# Handball team to unload containers



## dodo (1 May 2014)

I have tried locating a  specialized handball team to unload containers on a regular basic,  tried a few recruitment agencies but no luck, anyone know of any Dublin based ,
Thanks


----------



## mandelbrot (1 May 2014)

Huh?


----------



## ajapale (2 May 2014)

To "handball" is a colloquial term used in parts of the country to describe the activity of manouvering bulky items such as furniture by hand without the assistance of hoists or trolleys.


----------



## 110quests (2 May 2014)

dodo said:


> I have tried locating a  specialized handball team to unload containers on a regular basic,  tried a few recruitment agencies but no luck, anyone know of any Dublin based ,
> Thanks



Could you expand on CV requirements of (specialized handball team) . please ?  Handball is under the umbrella of the GAA  and I'm sure Liam O'Neill would be delighted to inform you as to which handball team has qualifications in unloading containers ! See, you don't need recruitment agencies .


----------



## vandriver (2 May 2014)

Handballing is a perfectly normal word in the logistics industry.No need for smart answers.


----------



## Brendan Burgess (2 May 2014)

I don't work in the logistics industry and have to say that I was completely mystified by the post last night.  I thought he had some weird plan to use fit sports people to help him move stuff.


----------



## Commercial (2 May 2014)

If you try CLS  recruitment, they might help. They specialise in labourers etc


----------



## mandelbrot (2 May 2014)

I genuinely thought that it was some kind of mad autocorrect error...


----------



## Brendan Burgess (2 May 2014)

I must say that  I would be very annoyed if someone invited me to a game of handball, and then said "See that truck. Unload it!" 

Brendan


----------



## ali (2 May 2014)

dodo said:


> I have tried locating a  specialized handball team to unload containers on a regular basic,  tried a few recruitment agencies but no luck, anyone know of any Dublin based ,
> Thanks



My brother is Operations Manager for an importer with several large warehouses on John Rogersons Quay in Dublin. He would regularly (fortnightly or monthly) require unloading of containers in this fashion and calls a very reliable guy who assembles a team to do the job. This is not their full time occupation and sometime the group makeup is different but the guy is always there in charge and they have never let him down. 
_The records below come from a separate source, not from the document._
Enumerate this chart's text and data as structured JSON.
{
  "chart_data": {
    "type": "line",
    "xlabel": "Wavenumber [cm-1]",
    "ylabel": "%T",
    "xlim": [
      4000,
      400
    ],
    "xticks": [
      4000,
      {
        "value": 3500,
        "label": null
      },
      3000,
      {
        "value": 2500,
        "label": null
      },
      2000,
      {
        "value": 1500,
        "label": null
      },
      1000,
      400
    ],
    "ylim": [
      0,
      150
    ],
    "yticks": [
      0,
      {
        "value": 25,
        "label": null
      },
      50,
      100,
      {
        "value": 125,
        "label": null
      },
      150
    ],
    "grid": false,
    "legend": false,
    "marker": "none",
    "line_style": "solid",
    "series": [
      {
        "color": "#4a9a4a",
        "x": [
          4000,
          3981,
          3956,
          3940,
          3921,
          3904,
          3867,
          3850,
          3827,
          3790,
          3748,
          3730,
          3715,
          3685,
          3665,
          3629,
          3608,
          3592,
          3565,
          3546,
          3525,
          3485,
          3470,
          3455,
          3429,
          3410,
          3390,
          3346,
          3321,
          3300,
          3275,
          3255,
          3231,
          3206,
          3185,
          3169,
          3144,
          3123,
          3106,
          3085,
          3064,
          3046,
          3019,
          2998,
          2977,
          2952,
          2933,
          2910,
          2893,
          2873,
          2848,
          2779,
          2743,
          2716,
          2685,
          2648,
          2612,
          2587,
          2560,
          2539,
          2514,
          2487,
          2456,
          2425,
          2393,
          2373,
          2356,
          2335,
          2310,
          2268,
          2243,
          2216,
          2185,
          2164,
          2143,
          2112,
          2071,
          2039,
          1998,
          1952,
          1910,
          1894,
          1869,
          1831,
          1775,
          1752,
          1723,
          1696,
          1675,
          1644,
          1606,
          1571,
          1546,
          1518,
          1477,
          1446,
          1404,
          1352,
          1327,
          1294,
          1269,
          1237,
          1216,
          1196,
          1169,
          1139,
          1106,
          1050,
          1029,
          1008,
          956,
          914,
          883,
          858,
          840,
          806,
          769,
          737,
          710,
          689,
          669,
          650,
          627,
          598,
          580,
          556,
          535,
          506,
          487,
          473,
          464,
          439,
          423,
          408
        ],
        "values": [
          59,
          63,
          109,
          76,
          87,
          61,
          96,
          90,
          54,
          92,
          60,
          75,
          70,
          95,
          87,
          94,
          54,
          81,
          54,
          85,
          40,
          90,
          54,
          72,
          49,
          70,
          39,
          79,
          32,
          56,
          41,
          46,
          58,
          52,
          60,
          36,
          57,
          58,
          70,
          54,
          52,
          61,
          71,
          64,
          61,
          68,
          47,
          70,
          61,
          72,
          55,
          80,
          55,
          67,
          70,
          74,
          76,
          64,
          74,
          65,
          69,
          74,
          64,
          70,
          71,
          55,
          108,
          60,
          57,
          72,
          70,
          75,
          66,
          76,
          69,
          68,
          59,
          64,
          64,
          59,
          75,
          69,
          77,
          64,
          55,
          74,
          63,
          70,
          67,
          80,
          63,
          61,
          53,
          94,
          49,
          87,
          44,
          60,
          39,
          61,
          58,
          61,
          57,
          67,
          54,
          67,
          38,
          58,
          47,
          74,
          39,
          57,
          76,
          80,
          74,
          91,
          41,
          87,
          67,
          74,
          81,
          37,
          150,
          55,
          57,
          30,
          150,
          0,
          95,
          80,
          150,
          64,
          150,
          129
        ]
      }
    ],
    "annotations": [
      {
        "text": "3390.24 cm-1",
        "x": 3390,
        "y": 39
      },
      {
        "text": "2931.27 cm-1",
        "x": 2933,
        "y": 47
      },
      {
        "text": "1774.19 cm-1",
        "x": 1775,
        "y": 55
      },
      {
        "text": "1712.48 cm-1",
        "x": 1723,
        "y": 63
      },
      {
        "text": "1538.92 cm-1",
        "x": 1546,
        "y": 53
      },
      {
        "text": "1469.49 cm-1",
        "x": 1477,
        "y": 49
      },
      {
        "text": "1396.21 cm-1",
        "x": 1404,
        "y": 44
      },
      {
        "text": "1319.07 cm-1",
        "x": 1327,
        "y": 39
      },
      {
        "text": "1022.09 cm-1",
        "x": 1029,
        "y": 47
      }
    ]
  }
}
I can get his number if you want. Not sure if they have their own insurance or whether they come under the PL and EL insurance for the business they work for. I know my brother looked for a tax clearance cert from him at the start of the arrangement but no idea whether he charges VAT or gets paid through invoicing or what.

A.


----------



## vandriver (2 May 2014)

Any of your mates have burly teenagers looking for a few quid?


----------



## 110quests (2 May 2014)

vandriver said:


> Handballing is a perfectly normal word in the logistics industry.No need for smart answers.



Vandriver, I know the word handball only with regard to sport. We learn something new every day, which is good. I wasn't trying to be smart, just humorous !


----------



## Setanta12 (2 May 2014)

brendan burgess said:


> i must say that  i would be very annoyed if someone invited me to a game of handball, and then said "see that truck. Unload it!"
> 
> brendan



+10,000 =)


----------



## dodo (7 May 2014)

Sorry been away only back now,  it would be to handball aka remove cases of eg chicken from container onto pallets as when container comes from china they do not use pallets as they need to ship as much of the product as possible to save on cost, there would be on average 2000 cases which would in turn be about 35 pallets.  

Handball means no machine used just the bare hand


----------



## Sandals (8 May 2014)

....did u try pm id sent u previously....


----------



## Leo (8 May 2014)

Sandals said:


> ....did u try pm id sent u previously....



Please note recommendations via PM are not allowed.


----------



## Sandals (8 May 2014)

oh sorry, thought id be engaging in advertising by putting it up...its a courier company based in midlands.


----------